Vediamo che nel racconto questa figura materna acquista uno spazio sempre più ampio nel cuore del protagonista e i suoi sogni invasi da nemici, volti sanguinanti, arti fatti a pezzi e spietate uccisioni terminano con la comparsa dapprima timida poi sempre più chiara, dei ricordi della sua vita passata al villaggio, dei volti della sua famiglia, del fratello, del padre e della madre.
Gli psicologi dicono che in una situazione come quella descritta nel libro, comune a tanti bambini e ragazzi costretti a subire e compiere efferate violenze, quando nel sogno ricompaiono le immagini dell’infanzia, i legami affettivi, la vita serena di un tempo e soprattutto il volto della mamma sorridente, questo è il segno che si sta svolgendo un processo di riappropriazione profonda del proprio io, della propria appartenenza ad una storia e ad un ceppo famigliare e che le ferite traumatiche possono lentamente iniziare ad essere affrontate e curate e, col tempo, rimarginate.

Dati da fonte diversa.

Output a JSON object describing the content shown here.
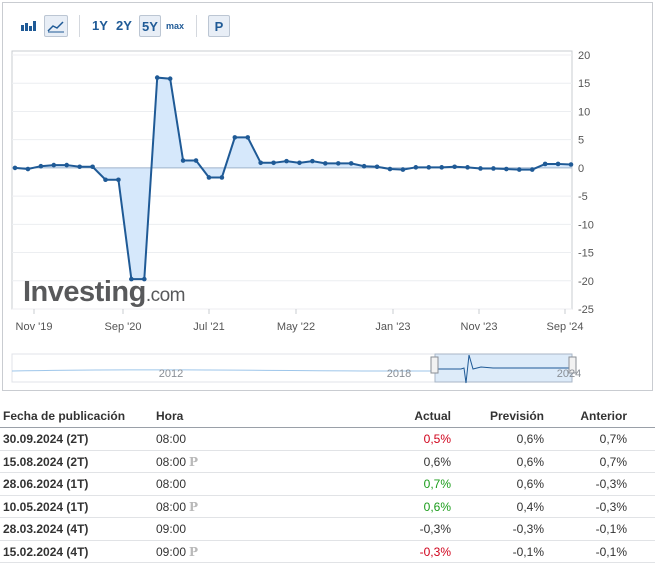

Ciò è possibile però solo se nella circostanza si è verificata un’ intermediazione, cioè un incontro con una persona, in questo caso con la figura femminile e materna di Esther, che si affianchi al bambino e all’adolescente ferito nel cuore e nella psiche, che, con il suo amore, quasi nuovo alveo di gestazione, gli ridia il coraggio di guardare dentro di sé e lo riporti alla vita.
Anche da adulti certi incontri possono avere questa forza salvifica quando aiutano ad affrontare i traumi vissuti e a ridare alla vita senso e speranza.
Esther non ha smesso nel frattempo di cercare i famigliari di Ishmael, ma l’unico parente che rintraccia è uno zio dal quale quest'ultimo va ad abitare, superando il dolore di dover lasciare gli amici e la sua amica-sorella.